3) Bruno Pereira foi exonerado em 2019 da função de coordenador-geral de Índios Isolados e de Recente Contato da Diretoria de Proteção Territorial da Fundação Nacional do Índio (Funai).
4) O presidente da Funai, Marcelo Xavier, disse as vítimas erraram ao não comunicar aos órgãos de segurança sobre a viagem e não pedir autorização à Funai. Mas, a Funai foi comunicada e deu autorização. Olha o nível de escárnio. Duas vítimas de crime são responsabilizadas por algo que teriam deixado de fazer, mas que foi feito.
5) Indígenas, a Defensoria Pública da União e as Nações Unidas cobraram o governo sobre o que consideraram demora nas buscas.
6) Quando já era dada como certa a morte dos dois, Bolsonaro disse que Phillips era malvisto na região, por matérias contra o garimpo e meio ambiente. Segundo o presidente, ele deveria ter redobrado os cuidados. Ora, ele foi morto por criminosos brutais. Ser malvisto por tais pessoas é bom sinal. Perigoso é ser bem visto por assassinos. Como escrevi no início, tal risco não pode ser tratado como natural.

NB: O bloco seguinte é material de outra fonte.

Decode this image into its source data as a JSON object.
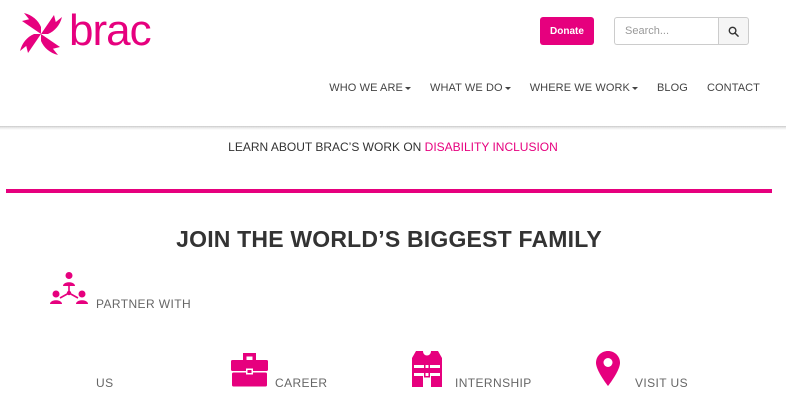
{
  "brand": {
    "name": "brac",
    "accent": "#e6007e"
  },
  "header": {
    "donate_label": "Donate",
    "search_placeholder": "Search...",
    "search_icon": "search-icon"
  },
  "nav": {
    "items": [
      {
        "label": "WHO WE ARE",
        "has_dropdown": true
      },
      {
        "label": "WHAT WE DO",
        "has_dropdown": true
      },
      {
        "label": "WHERE WE WORK",
        "has_dropdown": true
      },
      {
        "label": "BLOG",
        "has_dropdown": false
      },
      {
        "label": "CONTACT",
        "has_dropdown": false
      }
    ]
  },
  "announcement": {
    "prefix": "LEARN ABOUT BRAC’S WORK ON ",
    "link": "DISABILITY INCLUSION"
  },
  "join": {
    "title": "JOIN THE WORLD’S BIGGEST FAMILY",
    "items": [
      {
        "icon": "network-people-icon",
        "label": "PARTNER WITH"
      },
      {
        "icon": "",
        "label": "US"
      },
      {
        "icon": "briefcase-icon",
        "label": "CAREER"
      },
      {
        "icon": "vest-icon",
        "label": "INTERNSHIP"
      },
      {
        "icon": "location-pin-icon",
        "label": "VISIT US"
      }
    ]
  }
}
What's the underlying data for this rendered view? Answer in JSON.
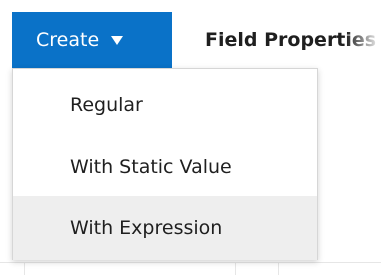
{
  "toolbar": {
    "create_label": "Create",
    "field_properties_label": "Field Properties"
  },
  "menu": {
    "items": [
      {
        "label": "Regular"
      },
      {
        "label": "With Static Value"
      },
      {
        "label": "With Expression"
      }
    ],
    "highlighted_item": "With Expression"
  },
  "colors": {
    "accent": "#0a72c8",
    "menu_hover": "#eeeeee",
    "text": "#1f1f1f"
  }
}
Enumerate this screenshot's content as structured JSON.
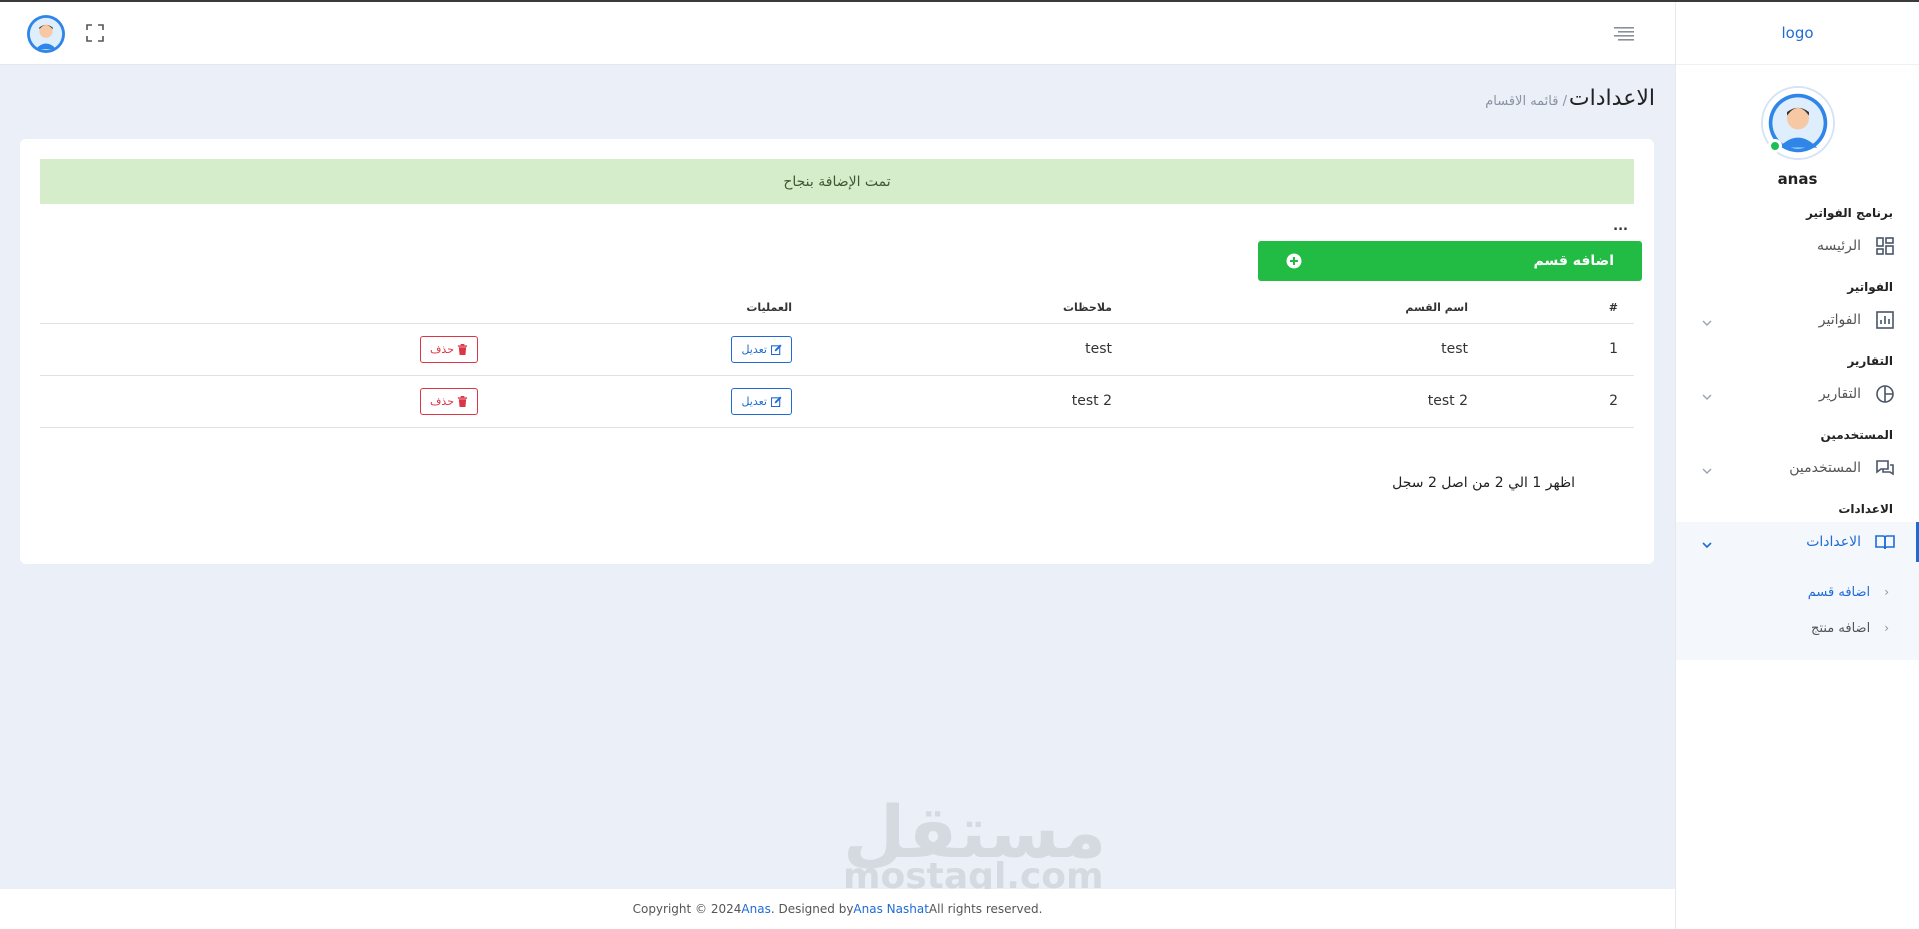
{
  "sidebar": {
    "logo_alt": "logo",
    "username": "anas",
    "sections": {
      "app": "برنامج الفواتير",
      "invoices": "الفواتير",
      "reports": "التقارير",
      "users": "المستخدمين",
      "settings": "الاعدادات"
    },
    "items": {
      "home": "الرئيسه",
      "invoices": "الفواتير",
      "reports": "التقارير",
      "users": "المستخدمين",
      "settings": "الاعدادات"
    },
    "sub_items": {
      "add_section": "اضافه قسم",
      "add_product": "اضافه منتج"
    }
  },
  "header": {
    "page_title": "الاعدادات",
    "breadcrumb": "/ قائمه الاقسام"
  },
  "alert": {
    "message": "تمت الإضافة بنجاح"
  },
  "toolbar": {
    "more": "...",
    "add_button": "اضافه قسم"
  },
  "table": {
    "headers": {
      "num": "#",
      "name": "اسم القسم",
      "notes": "ملاحظات",
      "ops": "العمليات"
    },
    "rows": [
      {
        "num": "1",
        "name": "test",
        "notes": "test",
        "edit": "تعديل",
        "delete": "حذف"
      },
      {
        "num": "2",
        "name": "test 2",
        "notes": "test 2",
        "edit": "تعديل",
        "delete": "حذف"
      }
    ],
    "pager": "اظهر 1 الي 2 من اصل 2 سجل"
  },
  "watermark": {
    "ar": "مستقل",
    "en": "mostaql.com"
  },
  "footer": {
    "prefix": "Copyright © 2024 ",
    "brand": "Anas",
    "designed": ". Designed by ",
    "designer": "Anas Nashat",
    "suffix": " All rights reserved."
  },
  "colors": {
    "primary": "#1f6bd6",
    "success": "#22bb44",
    "danger": "#dc3545",
    "alert_bg": "#d5edcb"
  }
}
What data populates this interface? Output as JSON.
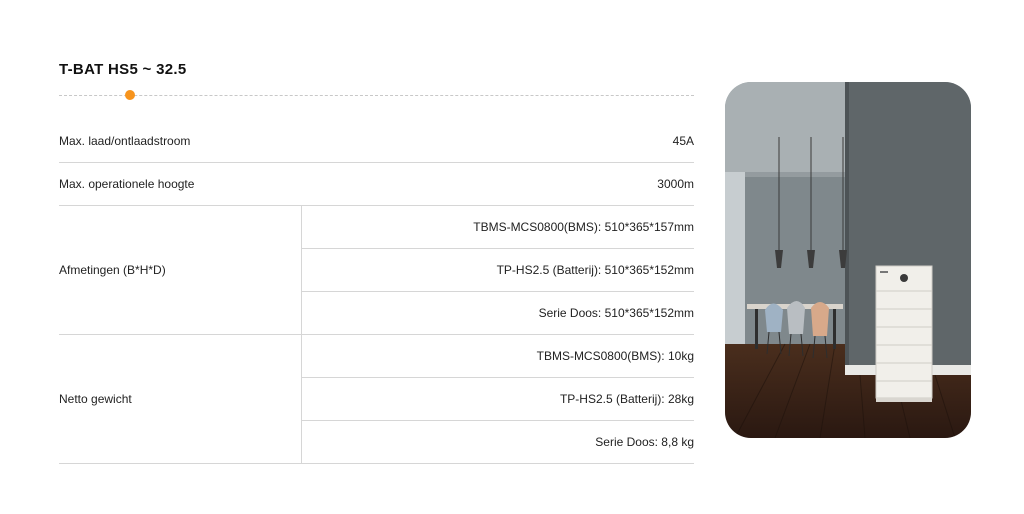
{
  "title": "T-BAT HS5 ~ 32.5",
  "accent_color": "#f7941d",
  "specs": {
    "max_current": {
      "label": "Max. laad/ontlaadstroom",
      "value": "45A"
    },
    "max_height": {
      "label": "Max. operationele hoogte",
      "value": "3000m"
    },
    "dimensions": {
      "label": "Afmetingen (B*H*D)",
      "values": [
        "TBMS-MCS0800(BMS): 510*365*157mm",
        "TP-HS2.5 (Batterij): 510*365*152mm",
        "Serie Doos: 510*365*152mm"
      ]
    },
    "net_weight": {
      "label": "Netto gewicht",
      "values": [
        "TBMS-MCS0800(BMS): 10kg",
        "TP-HS2.5 (Batterij): 28kg",
        "Serie Doos: 8,8 kg"
      ]
    }
  },
  "image": {
    "subject": "dining-room-with-battery-stack"
  }
}
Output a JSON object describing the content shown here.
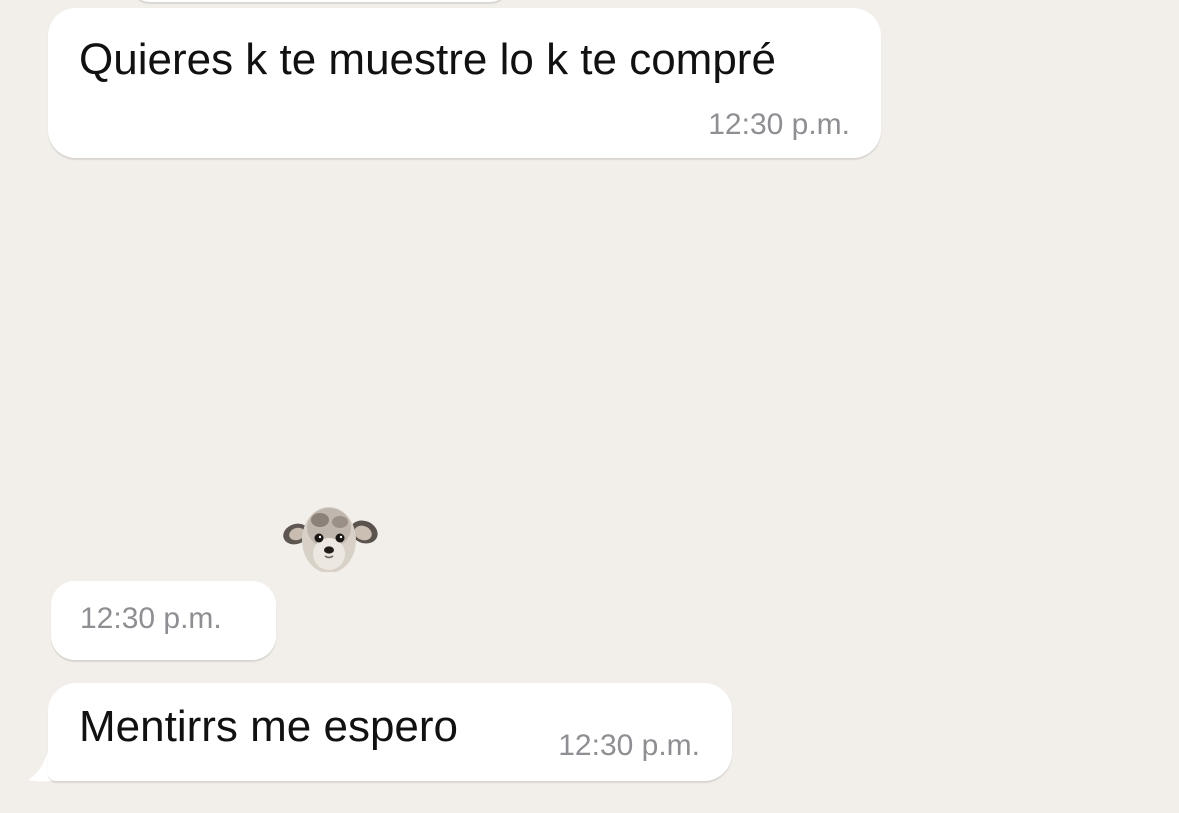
{
  "messages": [
    {
      "type": "text",
      "text": "Quieres k te muestre lo k te compré",
      "time": "12:30 p.m."
    },
    {
      "type": "sticker",
      "sticker_icon": "chihuahua-sticker-icon",
      "time": "12:30 p.m."
    },
    {
      "type": "text",
      "text": "Mentirrs me espero",
      "time": "12:30 p.m."
    }
  ],
  "colors": {
    "background": "#f2efea",
    "bubble": "#ffffff",
    "text": "#111111",
    "timestamp": "#8e8e93"
  }
}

7) Após confirmada a morte, Bolsonaro fez manifestação bem discreta. Nem chegou a fazer publicação em redes sociais, talvez a única coisa em que é bom. Aproveitou post da Funai com a nota de pesar para responder com um comentário.
A Amazônia é um desafio intrincado e a situação se agrava. Nesta semana, foi divulgado vídeo gravado em Rondônia no qual madeireiros cercam viatura da Polícia Militar e a impedindo de perseguir caminhão carregado de madeira. Olha a audácia.
Decisões e atitudes do governo brasileiro contribuíram antes para o ambiente em que ocorreu o crime e afrontaram as vítimas depois. Cabe a Bolsonaro sobre o caso algo de que ele se esquiva o quanto pode em todos os campos: responsabilidade.